Wonderful , kind, generous woman.

I found my tongue, but  ”Thank you,”   Was best I could muster

*****

Out of All The Women I Have Known,
I Can Count On-One-Hand
The VERY FEW
Whoever Let Me Down….
And No!
I won’t be naming names

But on that flip side, I don’t have enough fingers and toes to add up all the women I have let down

*******

And Yes

My Nekke Bone Still Fukked!

—-Chaucer

Lance is a Chaucerian Fraud

(This ain’t no secret)

*******

Bonus:

Yeah.

I’ve had some ‘Bad Days’

“At Black Rock”

(For Film Buffs Only—Most likely)
I ripped this off because it is loosely related to this post.

I wrote a ‘scholarly’ paper on it and did a ‘Presentation’ too.
Complete with videos.
Guess my propensity to drop in vids started early
.

Oh, and BTW, I got an ‘A’ for my effort.

I did not have the heart to inform My Professor—Head of the English Department–that I wrote it drunk, in 45 mins, since he was so proud of me…

Cheers!

What Has Happened Here? Must Have Been a Gravity Storm. No Other Plausible Explanation.
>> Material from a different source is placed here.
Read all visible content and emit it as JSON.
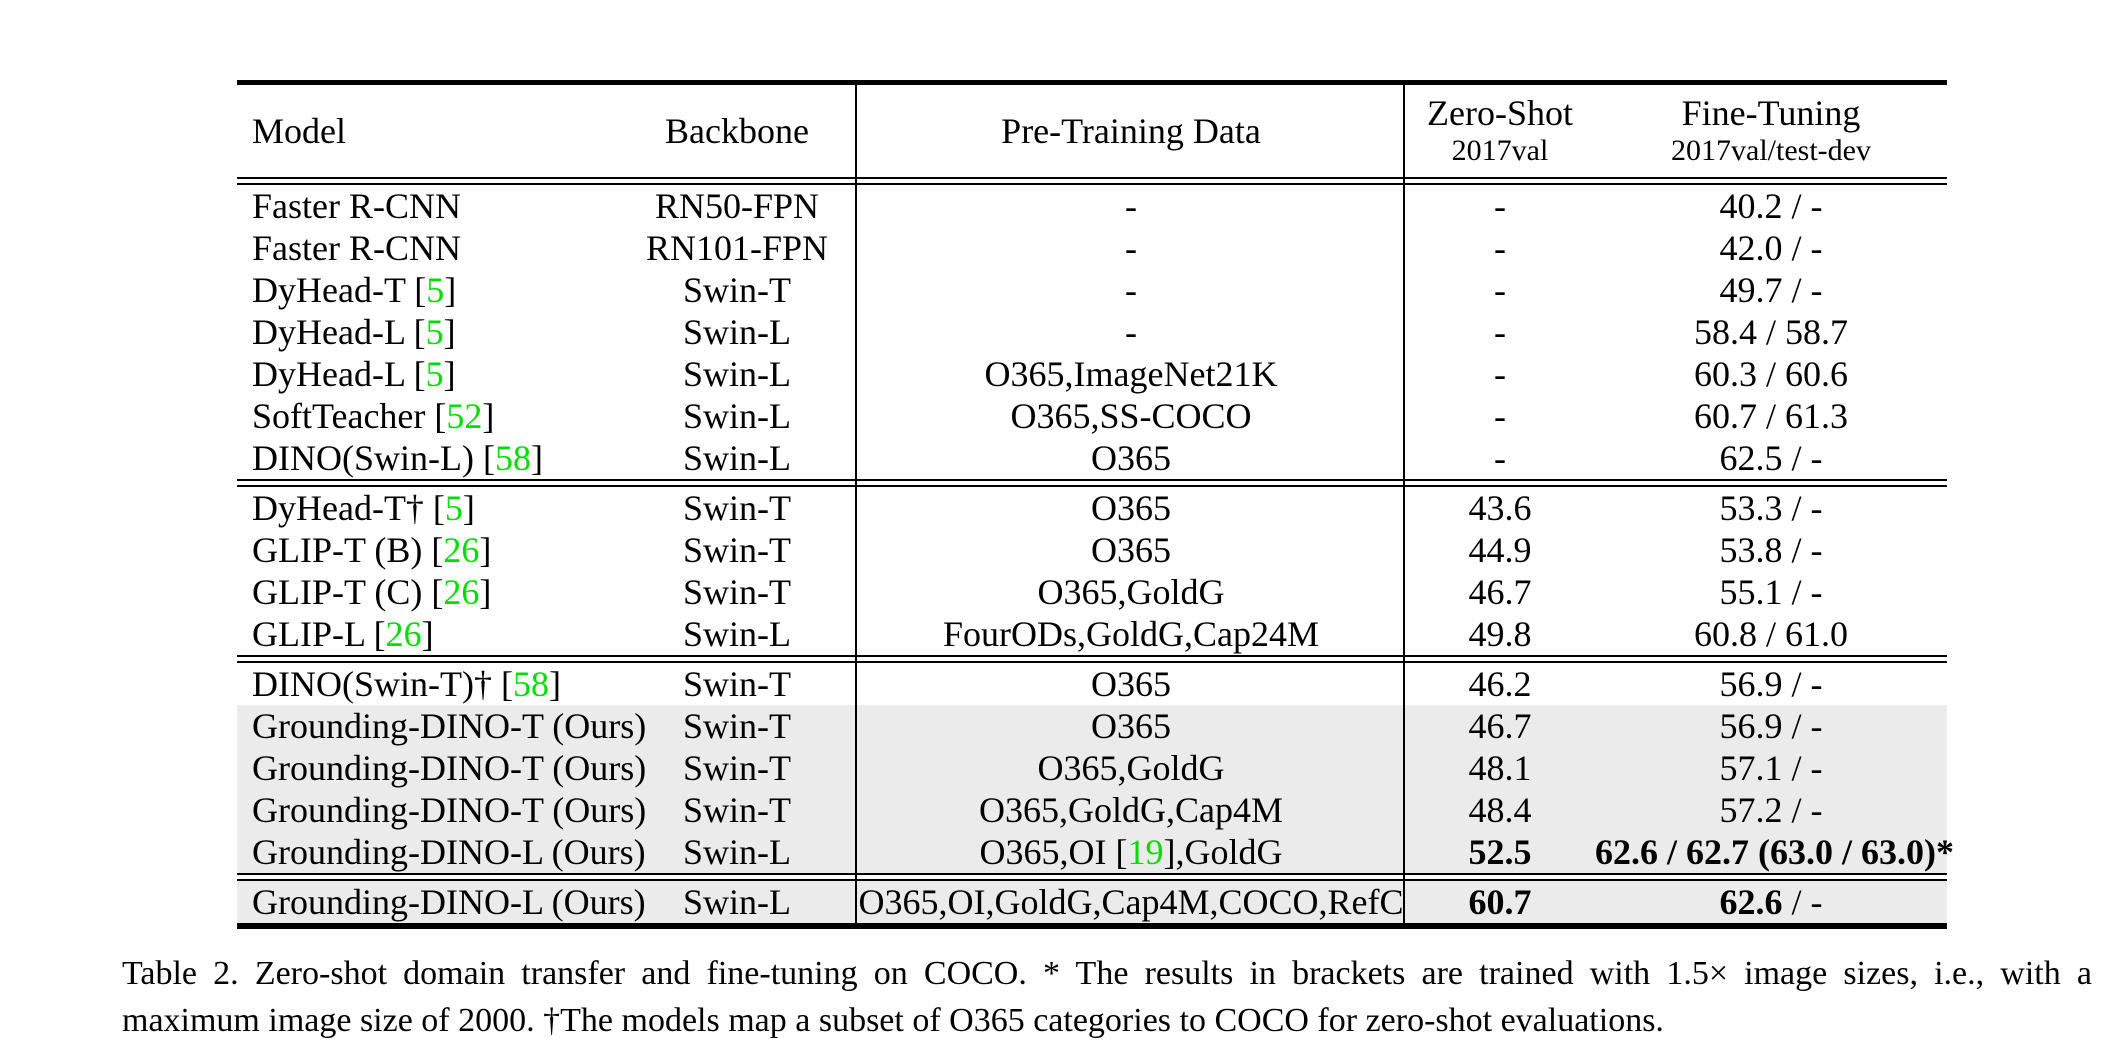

Something’s Happening Here

Buffalo Springfield – For What It’s Worth 1967

“Life is for Learnin'” -Joni

And if You Ever Feel The Urge To Disrespect Anything About Joni On My Blog,

Feel Free-Still A Freedom of Speech Country

(Last Time I Checked)

And I NEVER Delete Comments. But Know This:

If You EVER Diss Joni, I Will Light-Up My ‘Flame’-Thrower and Aim it in Your General Direction.

And I Am A Damn Good Shot. I Hit What I Aim At.

Love Ya!


Gravity Storm — Jimmy B.

I love Jimmy Buffett.

His songs are always poignant happy / upbeat.

Often Self-Deprecating–He Laughs at Life–As Do I

He Enriches My Life

Watch Out For That Gravity Storm:

It don’t Give no Warning sign

Watch Out for That Gravity Storm!

I Was just tryin’ to make it to my bed

Took me some ninety small little Minutes

There was some collateral damage along the way. I went slightly off-course and kinda collided with my table. Boom! Crash!